Se puede acusar Green Book ser demasiado reconfortante y buscar así la aprobación del gran público? Posiblemente. Pero si bien es verdad que no se puede entender como una muestra realmente representativa de la injusticia y la lucha que tenían lugar en aquella época (tampoco creo que busque nunca este paradigma), se adentra en cuestiones suficientemente relevantes. Por ejemplo, destaca el sentido de pertenencia que atormenta el personaje de Don, un afroamericano refinado y adinerado que goza de gran prestigio entre las clases altas blancas, pero que se siente en tierra de nadie: discriminado por su color de piel y rechazado por la su comunidad por el hecho de tocar música clásica -o “de blancos” -. Estas circunstancias marcan su relación con Tony, italoamericano de clase baja y contagiado por el racismo que impera en la sociedad, pero también manifiestan la curiosa relación entre lucha de clase y lucha de raza que plantea Green Book.

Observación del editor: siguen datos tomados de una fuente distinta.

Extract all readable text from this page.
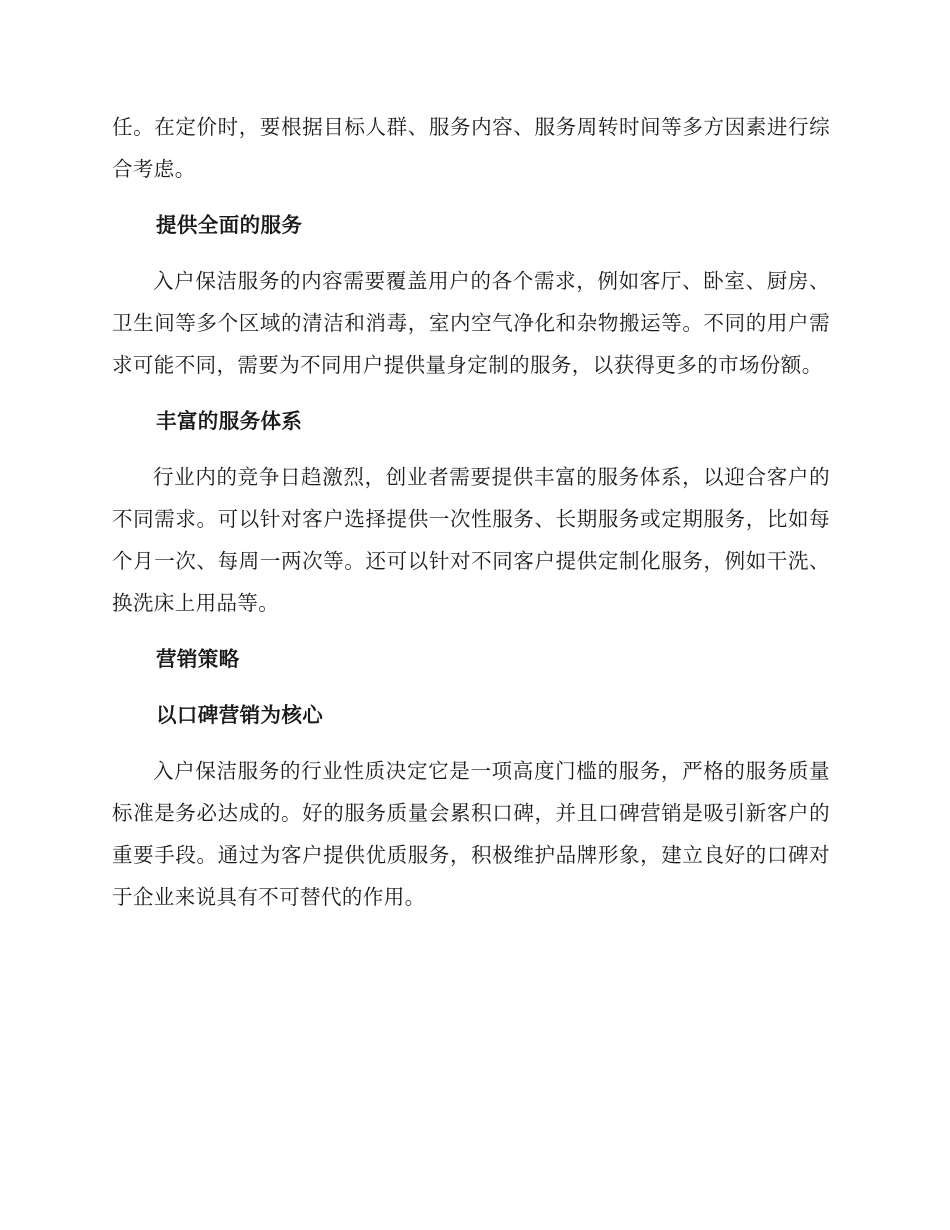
任。在定价时，要根据目标人群、服务内容、服务周转时间等多方因素进行综合考虑。

提供全面的服务

入户保洁服务的内容需要覆盖用户的各个需求，例如客厅、卧室、厨房、卫生间等多个区域的清洁和消毒，室内空气净化和杂物搬运等。不同的用户需求可能不同，需要为不同用户提供量身定制的服务，以获得更多的市场份额。

丰富的服务体系

行业内的竞争日趋激烈，创业者需要提供丰富的服务体系，以迎合客户的不同需求。可以针对客户选择提供一次性服务、长期服务或定期服务，比如每个月一次、每周一两次等。还可以针对不同客户提供定制化服务，例如干洗、换洗床上用品等。

营销策略
以口碑营销为核心

入户保洁服务的行业性质决定它是一项高度门槛的服务，严格的服务质量标准是务必达成的。好的服务质量会累积口碑，并且口碑营销是吸引新客户的重要手段。通过为客户提供优质服务，积极维护品牌形象，建立良好的口碑对于企业来说具有不可替代的作用。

Las contradicciones que afloran en algunas escenas (la misma gente que le aplaude con todos los honores después le niega el uso del lavabo o no lo deja compartir el mismo comedor) van mostrando el funcionamiento de las cosas en aquella época. Es en estos momentos de inustícia donde cualquier otra película habría introducido la protesta y la confrontación, pero Green Book -a través de sus protagonistas- parece terminar rehuyendo polémicas e incluso mostrar cierta resignación. En más de una ocasión es difícil entender esta reacción, pero queda claro que el film apuesta por otro tipo de mensaje. Al fin y al cabo, lo que la pareja protagonista aprende de forma recíproca es entender la lucha personal del otro. Desde la posibilidad de comer pollo con las manos o de escribir cartas con contenido, hasta la importancia de la familia como soporte vital o de la improvisación como fuente de liberación creativa … Green Book va más allá del racismo como excusa.

Aunque la historia no evita cierta sensación de falta de conflicto y de poca preocupación hacia los obstáculos con que se van encontrando los protagonistas, Peter Farrelly consigue que esta road movie no decaiga en ningún momento. La relación entre Tony y Don está tratada con un encanto especial desde el mismo inicio, combinando las situaciones cómicas con las desavenencias de forma que los dos personajes van conectando a la vez que lo hacemos nosotros con ellos. Green Book busca la sonrisa, sí, pero lo hace en un terreno que no invita demasiado; de ahí su componente especial. Se la podría acusar de ingenua, o pasar por alto el verdadero sufrimiento de la población afroamericana, pero quizás entonces le estaríamos pidiendo ser otro tipo de película. Y ya hay muchas otras. Lo que queda claro es que Green Book elige un enfoque concreto y lo materializa de forma eficaz. Y no nos hace sentir mal por haber sonreído tanto durante su trayecto.